# is it a good time to load euros



## dragabed (May 24, 2008)

best caxton rate for a while does anyone think it will get better?


----------



## tonyt (May 25, 2005)

Perhaps it is.... then thinking about it, maybe not but why not take the risk and get some anyway but you might lose out if the rate goes up so perhaps, after all you should wait but if the rate goes down you will kick yourself. Why not wait until next week and see what the rate is then and you'll know if it was a good move to wait or you should've bought last week. 

You get my drift?


----------



## steco1958 (Mar 5, 2009)

Tony you WAG


----------



## tonyt (May 25, 2005)

steco1958 said:


> Tony you WAG


Wrong gender


----------



## WiltonShagpile (Apr 10, 2008)

Hi,

Like you I'm trying to get the best rate for our French trip this summer. I've been waiting for the last couple of months. The uncertainty with the French and Greek problems keep the euro dropping. I've seen the rate rise by about 12% and the opinion from many experts is that until things level out it could keep dropping. 
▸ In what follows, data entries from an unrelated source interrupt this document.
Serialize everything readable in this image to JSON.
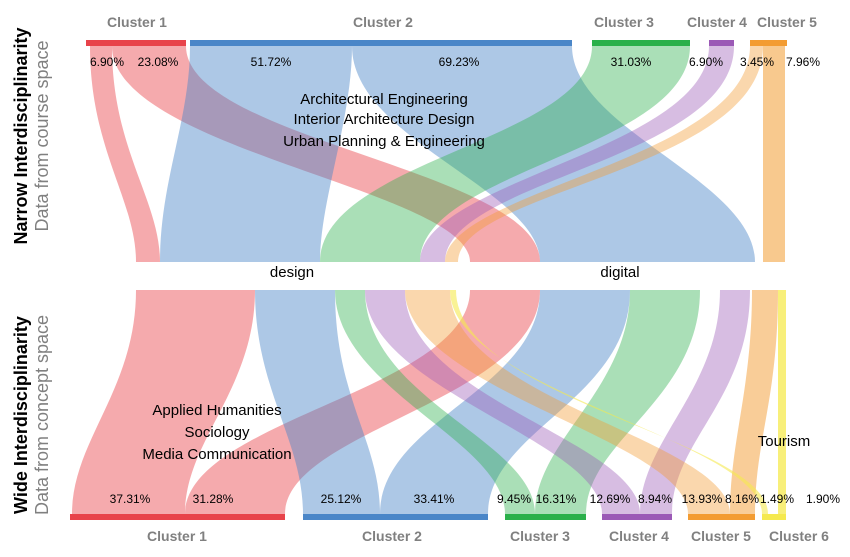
{
  "colors": {
    "c1": "#e8434a",
    "c2": "#4a86c8",
    "c3": "#2ab04a",
    "c4": "#9b59b6",
    "c5": "#f39c32",
    "c6": "#f5e94e"
  },
  "narrow": {
    "title": "Narrow Interdisciplinarity",
    "subtitle": "Data from course space",
    "clusters": [
      {
        "label": "Cluster 1",
        "color": "c1",
        "percents": [
          "6.90%",
          "23.08%"
        ]
      },
      {
        "label": "Cluster 2",
        "color": "c2",
        "percents": [
          "51.72%",
          "69.23%"
        ]
      },
      {
        "label": "Cluster 3",
        "color": "c3",
        "percents": [
          "31.03%"
        ]
      },
      {
        "label": "Cluster 4",
        "color": "c4",
        "percents": [
          "6.90%"
        ]
      },
      {
        "label": "Cluster 5",
        "color": "c5",
        "percents": [
          "3.45%",
          "7.96%"
        ]
      }
    ],
    "terms": [
      "design",
      "digital"
    ],
    "annotation": [
      "Architectural Engineering",
      "Interior Architecture Design",
      "Urban Planning & Engineering"
    ]
  },
  "wide": {
    "title": "Wide Interdisciplinarity",
    "subtitle": "Data from concept space",
    "clusters": [
      {
        "label": "Cluster 1",
        "color": "c1",
        "percents": [
          "37.31%",
          "31.28%"
        ]
      },
      {
        "label": "Cluster 2",
        "color": "c2",
        "percents": [
          "25.12%",
          "33.41%"
        ]
      },
      {
        "label": "Cluster 3",
        "color": "c3",
        "percents": [
          "9.45%",
          "16.31%"
        ]
      },
      {
        "label": "Cluster 4",
        "color": "c4",
        "percents": [
          "12.69%",
          "8.94%"
        ]
      },
      {
        "label": "Cluster 5",
        "color": "c5",
        "percents": [
          "13.93%",
          "8.16%"
        ]
      },
      {
        "label": "Cluster 6",
        "color": "c6",
        "percents": [
          "1.49%",
          "1.90%"
        ]
      }
    ],
    "annotation": [
      "Applied Humanities",
      "Sociology",
      "Media Communication"
    ],
    "annotation2": "Tourism"
  }
}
One expert on BBC news seemed to think it could drop as far as €1.30. When it gets to €1.30 then I think I'll really have to decide???

I shall give it a little longer until Greece, the new French president and the Germans have had a little more time to convince us all the Euro will servive.

All the best Wilt 

WARNING....... This is only an opinion,,,,


----------



## steco1958 (Mar 5, 2009)

tonyt said:


> steco1958 said:
> 
> 
> > Tony you WAG
> ...


Upper Class School


----------